Like, I am more inclined to believe in the weird people-eating angel-aliens in Finn’s dad’s book than I am to buy that a teenage girl would ever suggest and then happily follow through with this arrangement.



There’s just no way. And then they hang out and go to a party kind of like they’re dating, and Cade misses her (I think?) when she moves back to Germany. Soooo… I really have no idea what to make of any of this, other than that Andrew Smith was trying to live out a high school fantasy through this totally implausible and mildly offensive relationship. Either way, she serves no purpose and has no personality to speak of.

It has been a few days since I finished this book, and as of the moment I type this I have already forgotten the main female character’s name. THAT is the extent to which she is one-dimensional and unchanging. (Okay, looked it up, her name is Julia.) Here’s the sum total of what I know about Julia: she is half black, she’s from Chicago, she is creative, her ex-boyfriend raped her and is currently in prison for it, and Finn is in love with her. Oh, and she drives a Mustang. I didn’t get any feel for her personality and I have no idea what Finn sees in her outside of this sudden overwrought love that came out of nowhere and seems to be driven largely by his desire to have sex with someone. I’m sure she’s a great girl with a life and friends and a personality, but our narrator Finn has filled us in on none of these things.
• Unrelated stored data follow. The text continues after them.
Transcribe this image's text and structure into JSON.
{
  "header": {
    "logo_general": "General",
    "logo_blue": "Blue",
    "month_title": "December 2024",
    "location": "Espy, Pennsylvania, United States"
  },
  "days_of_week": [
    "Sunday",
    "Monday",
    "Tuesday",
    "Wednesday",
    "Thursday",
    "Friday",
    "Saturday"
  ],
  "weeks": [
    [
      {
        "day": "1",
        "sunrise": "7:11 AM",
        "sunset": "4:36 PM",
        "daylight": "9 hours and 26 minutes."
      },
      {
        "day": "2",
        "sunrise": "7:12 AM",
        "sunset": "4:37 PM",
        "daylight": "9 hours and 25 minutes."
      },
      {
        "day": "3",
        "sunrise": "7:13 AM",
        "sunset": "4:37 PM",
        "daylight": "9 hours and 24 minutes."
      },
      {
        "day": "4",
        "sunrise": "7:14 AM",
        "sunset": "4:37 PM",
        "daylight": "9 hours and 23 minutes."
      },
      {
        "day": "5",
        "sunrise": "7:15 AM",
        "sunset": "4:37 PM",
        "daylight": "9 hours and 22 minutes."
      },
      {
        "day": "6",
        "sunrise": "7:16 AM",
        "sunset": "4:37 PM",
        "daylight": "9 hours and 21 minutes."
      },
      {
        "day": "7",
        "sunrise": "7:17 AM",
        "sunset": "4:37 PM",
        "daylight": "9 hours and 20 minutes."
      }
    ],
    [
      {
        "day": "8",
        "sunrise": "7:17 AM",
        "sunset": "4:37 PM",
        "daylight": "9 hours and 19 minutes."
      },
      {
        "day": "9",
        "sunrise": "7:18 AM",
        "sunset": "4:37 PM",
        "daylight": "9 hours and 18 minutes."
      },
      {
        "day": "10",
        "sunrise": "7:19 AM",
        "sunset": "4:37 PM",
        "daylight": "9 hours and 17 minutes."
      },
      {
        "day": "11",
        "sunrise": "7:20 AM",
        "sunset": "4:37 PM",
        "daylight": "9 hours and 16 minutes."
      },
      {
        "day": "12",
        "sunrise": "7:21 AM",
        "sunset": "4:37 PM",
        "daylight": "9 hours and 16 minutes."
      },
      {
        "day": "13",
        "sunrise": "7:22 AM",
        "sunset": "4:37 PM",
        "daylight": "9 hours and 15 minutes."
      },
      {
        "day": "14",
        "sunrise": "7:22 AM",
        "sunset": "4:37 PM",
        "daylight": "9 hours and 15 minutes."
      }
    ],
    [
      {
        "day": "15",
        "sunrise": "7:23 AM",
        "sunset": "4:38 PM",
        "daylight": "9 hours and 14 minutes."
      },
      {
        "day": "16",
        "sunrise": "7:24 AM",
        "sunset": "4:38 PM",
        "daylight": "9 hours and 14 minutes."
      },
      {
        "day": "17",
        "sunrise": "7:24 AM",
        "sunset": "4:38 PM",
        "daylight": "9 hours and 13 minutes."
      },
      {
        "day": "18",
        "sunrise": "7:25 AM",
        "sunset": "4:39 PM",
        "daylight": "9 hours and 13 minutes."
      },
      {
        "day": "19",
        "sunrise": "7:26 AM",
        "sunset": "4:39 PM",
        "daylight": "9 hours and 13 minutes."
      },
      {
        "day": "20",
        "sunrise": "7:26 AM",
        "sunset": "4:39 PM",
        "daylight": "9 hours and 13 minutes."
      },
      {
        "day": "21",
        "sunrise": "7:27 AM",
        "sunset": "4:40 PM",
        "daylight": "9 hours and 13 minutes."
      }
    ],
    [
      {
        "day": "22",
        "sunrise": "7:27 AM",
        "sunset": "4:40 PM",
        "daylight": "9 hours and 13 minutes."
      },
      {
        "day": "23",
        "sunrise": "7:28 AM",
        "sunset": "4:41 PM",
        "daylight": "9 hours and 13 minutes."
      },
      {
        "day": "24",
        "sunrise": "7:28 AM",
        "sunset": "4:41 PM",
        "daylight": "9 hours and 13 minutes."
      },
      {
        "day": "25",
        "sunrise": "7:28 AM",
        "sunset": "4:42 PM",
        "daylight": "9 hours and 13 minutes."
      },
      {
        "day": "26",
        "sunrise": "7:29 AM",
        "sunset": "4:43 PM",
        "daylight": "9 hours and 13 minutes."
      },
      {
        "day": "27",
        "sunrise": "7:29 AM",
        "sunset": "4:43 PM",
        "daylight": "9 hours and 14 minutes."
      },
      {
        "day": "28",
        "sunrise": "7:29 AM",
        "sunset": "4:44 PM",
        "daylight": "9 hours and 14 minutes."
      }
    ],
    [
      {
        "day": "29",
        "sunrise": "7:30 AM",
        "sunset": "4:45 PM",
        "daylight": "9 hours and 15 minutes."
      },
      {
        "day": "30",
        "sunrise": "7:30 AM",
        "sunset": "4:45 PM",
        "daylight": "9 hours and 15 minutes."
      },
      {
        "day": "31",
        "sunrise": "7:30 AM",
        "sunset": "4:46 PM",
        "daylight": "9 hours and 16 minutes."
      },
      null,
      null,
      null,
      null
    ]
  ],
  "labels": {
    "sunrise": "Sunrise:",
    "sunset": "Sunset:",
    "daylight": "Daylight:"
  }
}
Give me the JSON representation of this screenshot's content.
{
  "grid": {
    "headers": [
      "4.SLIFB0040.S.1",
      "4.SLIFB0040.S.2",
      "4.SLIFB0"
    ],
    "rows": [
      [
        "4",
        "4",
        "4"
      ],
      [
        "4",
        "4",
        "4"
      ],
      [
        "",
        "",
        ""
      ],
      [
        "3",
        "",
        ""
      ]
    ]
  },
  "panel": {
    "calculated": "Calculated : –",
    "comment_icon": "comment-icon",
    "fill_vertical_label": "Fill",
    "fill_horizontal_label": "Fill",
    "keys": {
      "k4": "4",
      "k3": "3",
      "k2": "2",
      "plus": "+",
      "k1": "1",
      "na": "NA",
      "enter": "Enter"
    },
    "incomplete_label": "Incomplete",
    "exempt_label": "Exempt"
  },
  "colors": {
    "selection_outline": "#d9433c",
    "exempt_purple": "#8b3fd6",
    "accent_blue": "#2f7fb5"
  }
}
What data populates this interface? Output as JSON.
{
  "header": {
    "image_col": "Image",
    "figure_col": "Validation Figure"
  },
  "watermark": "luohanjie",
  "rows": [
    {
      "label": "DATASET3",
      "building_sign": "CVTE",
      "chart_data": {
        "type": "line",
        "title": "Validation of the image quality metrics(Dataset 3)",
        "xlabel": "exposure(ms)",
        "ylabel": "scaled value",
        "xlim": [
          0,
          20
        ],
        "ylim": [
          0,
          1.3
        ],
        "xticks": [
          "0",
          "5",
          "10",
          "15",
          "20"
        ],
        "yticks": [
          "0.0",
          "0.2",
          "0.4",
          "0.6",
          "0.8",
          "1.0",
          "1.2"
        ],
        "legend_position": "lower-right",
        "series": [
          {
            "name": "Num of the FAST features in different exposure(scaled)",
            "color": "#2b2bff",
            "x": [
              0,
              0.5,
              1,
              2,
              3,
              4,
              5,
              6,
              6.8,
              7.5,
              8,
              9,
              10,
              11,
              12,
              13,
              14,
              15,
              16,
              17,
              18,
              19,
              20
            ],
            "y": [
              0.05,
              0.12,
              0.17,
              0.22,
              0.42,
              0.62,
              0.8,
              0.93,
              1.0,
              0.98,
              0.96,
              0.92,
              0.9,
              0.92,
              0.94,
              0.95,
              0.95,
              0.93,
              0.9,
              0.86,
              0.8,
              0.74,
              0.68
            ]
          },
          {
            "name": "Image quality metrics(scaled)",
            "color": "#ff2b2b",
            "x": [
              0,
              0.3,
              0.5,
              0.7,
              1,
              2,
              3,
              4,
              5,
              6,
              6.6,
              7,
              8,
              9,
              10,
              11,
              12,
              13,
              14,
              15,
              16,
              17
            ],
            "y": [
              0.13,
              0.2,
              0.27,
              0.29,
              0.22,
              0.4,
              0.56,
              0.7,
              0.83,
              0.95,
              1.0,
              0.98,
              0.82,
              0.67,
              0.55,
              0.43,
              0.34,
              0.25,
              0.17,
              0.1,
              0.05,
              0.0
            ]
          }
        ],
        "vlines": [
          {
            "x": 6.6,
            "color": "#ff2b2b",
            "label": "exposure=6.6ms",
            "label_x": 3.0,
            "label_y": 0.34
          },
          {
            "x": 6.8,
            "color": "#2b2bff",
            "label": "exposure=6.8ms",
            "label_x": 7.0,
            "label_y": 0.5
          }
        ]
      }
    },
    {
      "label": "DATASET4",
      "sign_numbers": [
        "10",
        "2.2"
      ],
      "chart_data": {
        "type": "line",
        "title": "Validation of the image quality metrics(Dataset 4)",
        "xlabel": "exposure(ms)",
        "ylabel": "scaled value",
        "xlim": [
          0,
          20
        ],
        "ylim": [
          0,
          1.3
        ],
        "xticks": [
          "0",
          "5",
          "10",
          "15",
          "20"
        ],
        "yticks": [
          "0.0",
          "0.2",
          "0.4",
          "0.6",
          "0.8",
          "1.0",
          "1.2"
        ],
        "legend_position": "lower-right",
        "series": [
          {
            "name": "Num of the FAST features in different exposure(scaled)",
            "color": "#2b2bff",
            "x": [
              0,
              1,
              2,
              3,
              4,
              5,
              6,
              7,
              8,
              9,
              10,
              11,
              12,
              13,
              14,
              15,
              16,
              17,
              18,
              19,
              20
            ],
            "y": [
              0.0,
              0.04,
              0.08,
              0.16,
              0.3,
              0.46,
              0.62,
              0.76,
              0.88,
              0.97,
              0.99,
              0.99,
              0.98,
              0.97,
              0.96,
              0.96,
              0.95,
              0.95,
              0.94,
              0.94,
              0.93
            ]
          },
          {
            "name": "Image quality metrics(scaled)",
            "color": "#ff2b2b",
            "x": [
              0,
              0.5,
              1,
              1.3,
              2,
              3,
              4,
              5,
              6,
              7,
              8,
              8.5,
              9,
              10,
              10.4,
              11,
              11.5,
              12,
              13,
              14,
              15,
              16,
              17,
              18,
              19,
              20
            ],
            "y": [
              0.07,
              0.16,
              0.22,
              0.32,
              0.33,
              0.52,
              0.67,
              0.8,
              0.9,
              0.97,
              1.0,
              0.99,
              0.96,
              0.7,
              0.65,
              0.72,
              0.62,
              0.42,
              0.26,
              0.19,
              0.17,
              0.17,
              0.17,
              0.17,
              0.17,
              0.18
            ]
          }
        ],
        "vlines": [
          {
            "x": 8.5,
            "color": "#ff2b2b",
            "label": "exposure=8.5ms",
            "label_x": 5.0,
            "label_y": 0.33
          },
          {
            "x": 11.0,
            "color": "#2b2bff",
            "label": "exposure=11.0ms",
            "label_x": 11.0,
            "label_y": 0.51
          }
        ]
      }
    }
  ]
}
I went on this tirade in the Red Rising review, and it is even more blatant and frustrating here – rape is NOT a plot device. In 100 Sideways Miles, the assault is mentioned in any meaningful way exactly once to explain away Julia’s sudden arrival to California from Chicago, and then never again. That she is a rape survivor plays into the plot of the novel NOT AT ALL. You could remove this scene and the book would be totally unchanged. There’s just no reason for it to exist.

Victimization is NOT THE ONLY WAY to give a female character depth – not that it gives Julia any depth anyway because she doesn’t seem to be affected by what happened to her. She does not grow or change. Julia’s only real point of existing in this book is for Finn to dream about sleeping with her and then fall hopelessly in love. I know this is crazy, but I felt so bad for this fictional character because her story wasn’t being told, and worse, because her own boyfriend didn’t seem to care enough to tell it.

I liked 100 Sideways Miles. It might sound like I didn’t, but I did. Just be warned: the character development outside of Finn and Cade isn’t just weak, it is non-existent, so read this one for the story and the accurate, occasionally quite funny depiction of dudebro friendship. Recommended for older teens 15+ because of language and sexual themes.